Le Parlement est préoccupé par le fait que dans certains États membres, l'utilisation des ressources affectées aux Roms a été faible jusqu'à présent, ce qui risque d'entraîner une perte importante de ressources financières d'ici la fin de la période de programmation actuelle. Il a regretté que les systèmes actuels de mobilisation des Fonds structurels et d’investissement (Fonds ESI) ne permettent pas une absorption facile et effective, souvent en raison d'obstacles bureaucratiques et structurels dans les systèmes nationaux. Les députés ont insisté sur la nécessité de réduire la charge administrative, de promouvoir l'utilisation d'options de coûts simplifiés et de fournir une assistance et une flexibilité supplémentaires, y compris la distribution directe des fonds aux politiques régionales et locales et aux programmes de la société civile, afin que les autorités de gestion et les bénéficiaires répondant aux besoins immédiats des Roms vivant dans des campements dans l'UE puissent les utiliser plus facilement.

Les États membres et la Commission sont invités à augmenter d'urgence le financement de la garantie européenne pour l’enfance au moyen d’un budget dédié d'au moins 20 milliards d'euros afin de lutter contre la pauvreté qui touche les enfants et leurs familles et de contribuer à l'objectif de réduction de la pauvreté d'au moins 15 millions de personnes d'ici 2030 - dont au moins 5 millions d'enfants dans tous les États membres.

Les États membres devraient de toute urgence utiliser pleinement les instruments et ressources de financement disponibles, tant au niveau national qu'au niveau de l'UE, afin de créer des conditions favorables au financement durable et à la mise en œuvre de programmes et projets continus de manière efficace, intégrée, coordonnée et flexible, et éliminer tous les obstacles, y compris les formes directes et indirectes de discrimination, qui entravent l'absorption des financements, en particulier le FSE+, le Fonds européen de développement régional et la facilité pour la reprise et la résilience.

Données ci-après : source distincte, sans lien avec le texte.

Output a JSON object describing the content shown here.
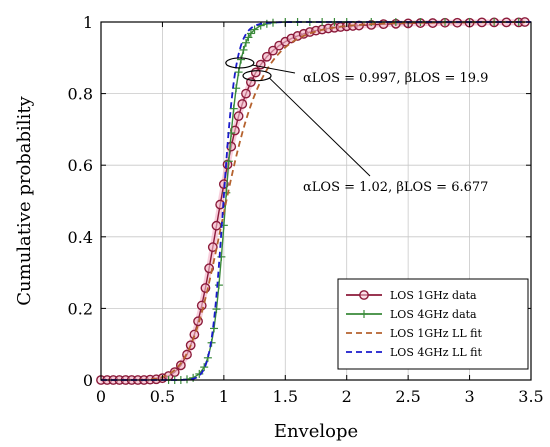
{
  "chart_data": {
    "type": "line",
    "xlabel": "Envelope",
    "ylabel": "Cumulative probability",
    "xlim": [
      0,
      3.5
    ],
    "ylim": [
      0,
      1
    ],
    "xticks": [
      "0",
      "0.5",
      "1",
      "1.5",
      "2",
      "2.5",
      "3",
      "3.5"
    ],
    "yticks": [
      "0",
      "0.2",
      "0.4",
      "0.6",
      "0.8",
      "1"
    ],
    "grid": true,
    "legend_position": "bottom-right",
    "series": [
      {
        "name": "LOS 1GHz data",
        "color": "#8b1a3a",
        "marker": "circle",
        "style": "solid",
        "points": [
          [
            0,
            0
          ],
          [
            0.05,
            0
          ],
          [
            0.1,
            0
          ],
          [
            0.15,
            0
          ],
          [
            0.2,
            0
          ],
          [
            0.25,
            0
          ],
          [
            0.3,
            0
          ],
          [
            0.35,
            0
          ],
          [
            0.4,
            0.001
          ],
          [
            0.45,
            0.002
          ],
          [
            0.5,
            0.005
          ],
          [
            0.55,
            0.011
          ],
          [
            0.6,
            0.022
          ],
          [
            0.65,
            0.041
          ],
          [
            0.7,
            0.071
          ],
          [
            0.73,
            0.097
          ],
          [
            0.76,
            0.127
          ],
          [
            0.79,
            0.164
          ],
          [
            0.82,
            0.208
          ],
          [
            0.85,
            0.257
          ],
          [
            0.88,
            0.312
          ],
          [
            0.91,
            0.371
          ],
          [
            0.94,
            0.431
          ],
          [
            0.97,
            0.49
          ],
          [
            1.0,
            0.547
          ],
          [
            1.03,
            0.602
          ],
          [
            1.06,
            0.652
          ],
          [
            1.09,
            0.697
          ],
          [
            1.12,
            0.737
          ],
          [
            1.15,
            0.771
          ],
          [
            1.18,
            0.8
          ],
          [
            1.22,
            0.832
          ],
          [
            1.26,
            0.859
          ],
          [
            1.3,
            0.881
          ],
          [
            1.35,
            0.903
          ],
          [
            1.4,
            0.92
          ],
          [
            1.45,
            0.934
          ],
          [
            1.5,
            0.945
          ],
          [
            1.55,
            0.954
          ],
          [
            1.6,
            0.961
          ],
          [
            1.65,
            0.967
          ],
          [
            1.7,
            0.972
          ],
          [
            1.75,
            0.976
          ],
          [
            1.8,
            0.979
          ],
          [
            1.85,
            0.982
          ],
          [
            1.9,
            0.984
          ],
          [
            1.95,
            0.986
          ],
          [
            2.0,
            0.988
          ],
          [
            2.05,
            0.989
          ],
          [
            2.1,
            0.99
          ],
          [
            2.2,
            0.992
          ],
          [
            2.3,
            0.994
          ],
          [
            2.4,
            0.995
          ],
          [
            2.5,
            0.996
          ],
          [
            2.6,
            0.997
          ],
          [
            2.7,
            0.997
          ],
          [
            2.8,
            0.998
          ],
          [
            2.9,
            0.998
          ],
          [
            3.0,
            0.998
          ],
          [
            3.1,
            0.999
          ],
          [
            3.2,
            0.999
          ],
          [
            3.3,
            0.999
          ],
          [
            3.4,
            0.999
          ],
          [
            3.45,
            1.0
          ]
        ]
      },
      {
        "name": "LOS 4GHz data",
        "color": "#3a8a3a",
        "marker": "plus",
        "style": "solid",
        "points": [
          [
            0.55,
            0
          ],
          [
            0.6,
            0
          ],
          [
            0.65,
            0
          ],
          [
            0.7,
            0.002
          ],
          [
            0.75,
            0.006
          ],
          [
            0.8,
            0.017
          ],
          [
            0.84,
            0.036
          ],
          [
            0.87,
            0.062
          ],
          [
            0.9,
            0.104
          ],
          [
            0.92,
            0.144
          ],
          [
            0.94,
            0.198
          ],
          [
            0.96,
            0.265
          ],
          [
            0.98,
            0.344
          ],
          [
            1.0,
            0.432
          ],
          [
            1.02,
            0.523
          ],
          [
            1.04,
            0.611
          ],
          [
            1.06,
            0.69
          ],
          [
            1.08,
            0.758
          ],
          [
            1.1,
            0.815
          ],
          [
            1.12,
            0.86
          ],
          [
            1.14,
            0.895
          ],
          [
            1.16,
            0.922
          ],
          [
            1.18,
            0.942
          ],
          [
            1.2,
            0.957
          ],
          [
            1.22,
            0.968
          ],
          [
            1.25,
            0.979
          ],
          [
            1.3,
            0.99
          ],
          [
            1.35,
            0.995
          ],
          [
            1.4,
            0.998
          ],
          [
            1.5,
            1.0
          ],
          [
            1.6,
            1.0
          ],
          [
            1.7,
            1.0
          ],
          [
            1.8,
            1.0
          ],
          [
            1.9,
            1.0
          ],
          [
            2.0,
            1.0
          ],
          [
            2.2,
            1.0
          ],
          [
            2.4,
            1.0
          ],
          [
            2.6,
            1.0
          ],
          [
            2.8,
            1.0
          ],
          [
            3.0,
            1.0
          ],
          [
            3.2,
            1.0
          ],
          [
            3.4,
            1.0
          ]
        ]
      },
      {
        "name": "LOS 1GHz LL fit",
        "color": "#b5622e",
        "marker": "none",
        "style": "dashed",
        "fit": {
          "alpha": 1.02,
          "beta": 6.677
        },
        "x_range": [
          0,
          3.5
        ]
      },
      {
        "name": "LOS 4GHz LL fit",
        "color": "#1a1acc",
        "marker": "none",
        "style": "dashed",
        "fit": {
          "alpha": 0.997,
          "beta": 19.9
        },
        "x_range": [
          0,
          3.5
        ]
      }
    ],
    "annotations": [
      {
        "text": "αLOS = 0.997, βLOS = 19.9",
        "target_x": 1.13,
        "target_y": 0.88
      },
      {
        "text": "αLOS = 1.02, βLOS = 6.677",
        "target_x": 1.27,
        "target_y": 0.85
      }
    ]
  }
}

Nécessité d'une action au niveau de l'UE

Le Parlement note que les pratiques actuelles dans certains États membres en ce qui concerne les Roms vivant dans des campements montrent que l'évaluation des projets basée sur les seuls résultats quantitatifs est insuffisante et peut même être trompeuse quant à la réalité sur le terrain au vu de l’absence d'informations sur la qualité des progrès des projets. Cela pourrait conduire à des décisions qui menacent la bonne gestion financière du budget de l'UE. Par conséquent, il a appelé à une application rapide du régime général de conditionnalité pour la protection du budget de l'UE en ce qui concerne les États membres concernés.

La Commission est invitée à :

- mettre en place un mécanisme d'alerte précoce pour signaler les risques d'abus ou de mauvaise utilisation des Fonds ESI  et des autres fonds de l'UE destinés à traiter la situation des Roms dans les campements marginalisés;

- lutter contre l'antitsiganisme dans tous les domaines de la société par des mesures législatives et politiques efficaces;

- intensifier ses efforts pour éradiquer progressivement les campements roms marginalisés dans l'ensemble de l'UE en lançant un plan d'action européen visant à éradiquer les campements roms d'ici 2030, dans le but de renforcer l'utilisation des instruments politiques et financiers existants.